Le ministre Jolin-Barrette mis en demeure au sujet du PL 96

Le cabinet intentera officiellement la poursuite au cours de la semaine prochaine et dévoilera dans la foulée l’identité des plaignants.
Photo: Jacques Boissinot Archives La Presse canadienne Le cabinet intentera officiellement la poursuite au cours de la semaine prochaine et dévoilera dans la foulée l’identité des plaignants.

Dans une lettre envoyée jeudi au ministre de la Justice du Québec, Simon Jolin-Barrette, l’avocat Julius Grey annonce que son cabinet a été mandaté par un professeur et deux avocats pour contester certaines dispositions de la Loi sur la langue officielle et commune du Québec, le français (PL 96), sanctionnée il y a maintenant quelques semaines.

Cette mise en demeure a pour but de proposer une piste de solution au gouvernement, à savoir la suspension de l’application de la loi pour permettre la réouverture du débat, explique Me Grey. « Non pas dans le but de ne pas protéger le français, mais plutôt de reconsidérer les dispositions de cette loi », précise-t-il d’emblée en entrevue au Devoir.

Il soulève certaines « carences », notamment du point de vue « des retombées économiques », jugées « déplorables », et « des droits individuels ».

« Il s’agit d’une loi qui affecte l’ensemble des secteurs de la vie québécoise. [Elle] engendre énormément d’incertitude, de tension et de confusion auprès de la population et du monde des affaires, qui doivent en subir les conséquences », peut-on lire dans la missive que signe l’avocat.
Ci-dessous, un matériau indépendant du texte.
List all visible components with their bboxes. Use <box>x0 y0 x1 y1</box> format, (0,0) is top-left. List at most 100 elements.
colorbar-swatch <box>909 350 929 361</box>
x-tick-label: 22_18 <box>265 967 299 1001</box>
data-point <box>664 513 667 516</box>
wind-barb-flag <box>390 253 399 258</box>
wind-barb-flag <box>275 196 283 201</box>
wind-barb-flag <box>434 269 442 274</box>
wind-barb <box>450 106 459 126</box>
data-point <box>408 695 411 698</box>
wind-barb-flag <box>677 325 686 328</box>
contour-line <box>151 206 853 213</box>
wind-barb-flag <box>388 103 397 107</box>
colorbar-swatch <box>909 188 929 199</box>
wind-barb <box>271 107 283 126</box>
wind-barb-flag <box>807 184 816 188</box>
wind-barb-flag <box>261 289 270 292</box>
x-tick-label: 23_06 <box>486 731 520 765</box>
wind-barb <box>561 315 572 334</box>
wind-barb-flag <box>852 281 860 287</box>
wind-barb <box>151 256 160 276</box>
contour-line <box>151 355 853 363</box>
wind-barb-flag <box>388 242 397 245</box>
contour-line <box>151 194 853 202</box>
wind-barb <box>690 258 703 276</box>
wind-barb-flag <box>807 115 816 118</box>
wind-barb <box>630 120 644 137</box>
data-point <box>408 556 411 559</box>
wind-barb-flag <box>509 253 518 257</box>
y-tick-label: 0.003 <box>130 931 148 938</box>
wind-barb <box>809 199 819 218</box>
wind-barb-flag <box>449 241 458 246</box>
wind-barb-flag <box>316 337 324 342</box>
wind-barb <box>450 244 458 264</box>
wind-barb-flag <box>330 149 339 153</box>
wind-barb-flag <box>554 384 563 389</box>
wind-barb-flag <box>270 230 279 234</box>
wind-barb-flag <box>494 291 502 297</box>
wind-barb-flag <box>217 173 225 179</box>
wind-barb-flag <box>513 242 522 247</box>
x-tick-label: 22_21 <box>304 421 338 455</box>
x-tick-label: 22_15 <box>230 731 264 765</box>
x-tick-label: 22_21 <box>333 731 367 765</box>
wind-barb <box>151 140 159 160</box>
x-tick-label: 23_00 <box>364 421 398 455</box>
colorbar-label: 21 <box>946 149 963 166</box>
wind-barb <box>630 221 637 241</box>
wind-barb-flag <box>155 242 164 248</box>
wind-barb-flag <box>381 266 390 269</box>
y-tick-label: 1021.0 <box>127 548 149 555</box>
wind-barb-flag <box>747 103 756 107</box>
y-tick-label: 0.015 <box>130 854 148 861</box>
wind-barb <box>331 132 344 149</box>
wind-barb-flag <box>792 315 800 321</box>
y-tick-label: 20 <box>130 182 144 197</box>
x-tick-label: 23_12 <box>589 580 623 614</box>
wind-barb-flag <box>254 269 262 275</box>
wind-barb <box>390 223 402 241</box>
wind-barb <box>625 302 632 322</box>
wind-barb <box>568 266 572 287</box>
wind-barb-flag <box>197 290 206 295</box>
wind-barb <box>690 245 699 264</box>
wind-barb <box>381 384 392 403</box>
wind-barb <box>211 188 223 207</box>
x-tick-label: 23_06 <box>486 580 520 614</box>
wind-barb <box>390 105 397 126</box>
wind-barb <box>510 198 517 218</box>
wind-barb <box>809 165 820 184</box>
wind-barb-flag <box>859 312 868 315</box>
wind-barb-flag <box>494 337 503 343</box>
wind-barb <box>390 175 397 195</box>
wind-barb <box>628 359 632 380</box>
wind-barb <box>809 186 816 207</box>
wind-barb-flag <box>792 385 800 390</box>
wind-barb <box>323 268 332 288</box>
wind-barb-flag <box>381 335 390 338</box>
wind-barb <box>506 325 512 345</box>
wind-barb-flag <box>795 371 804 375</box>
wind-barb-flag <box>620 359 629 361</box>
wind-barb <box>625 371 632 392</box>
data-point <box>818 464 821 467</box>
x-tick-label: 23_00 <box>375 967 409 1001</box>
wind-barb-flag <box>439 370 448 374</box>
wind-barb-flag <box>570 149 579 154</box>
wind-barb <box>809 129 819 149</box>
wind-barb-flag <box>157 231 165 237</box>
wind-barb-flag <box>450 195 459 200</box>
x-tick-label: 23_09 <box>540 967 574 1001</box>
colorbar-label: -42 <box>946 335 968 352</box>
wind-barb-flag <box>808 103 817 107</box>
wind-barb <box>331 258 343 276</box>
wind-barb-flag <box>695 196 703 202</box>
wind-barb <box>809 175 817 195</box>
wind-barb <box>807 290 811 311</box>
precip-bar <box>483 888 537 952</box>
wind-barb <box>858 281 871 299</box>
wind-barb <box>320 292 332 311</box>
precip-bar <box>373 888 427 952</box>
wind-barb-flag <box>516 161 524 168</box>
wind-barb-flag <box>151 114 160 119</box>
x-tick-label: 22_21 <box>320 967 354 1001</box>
« Je suis pour un Québec francophone, mais un Québec accueillant et soucieux des droits », plaide Me Grey au bout du fil.

Les articles du PL 96 qui seront contestés concernent « les aspects juridiques » — non seulement l’obligation de traduction en français des documents juridiques en anglais, mais aussi « l’idée que, dans le doute, la version française d’une loi va prévaloir », explique-t-il.

« Accusé ou criminel, on a le droit d’être compris par son juge sans interprète », fait valoir l’avocat spécialisé en matière de droits de la personne. Rappelons que la juge en chef de la Cour du Québec, Lucie Rondeau, annonçait en ce sens le mois dernier son intention de faire invalider un article de la Charte de la langue française qui empêche d’exiger systématiquement le bilinguisme auprès des candidats à la magistrature.

Questions constitutionnelles

 

Me Grey s’attaquera aussi à la modification unilatérale de la Constitution voulant inscrire dans la Loi constitutionnelle de 1867 la reconnaissance de la nation ainsi que du français comme seule langue officielle et commune du Québec.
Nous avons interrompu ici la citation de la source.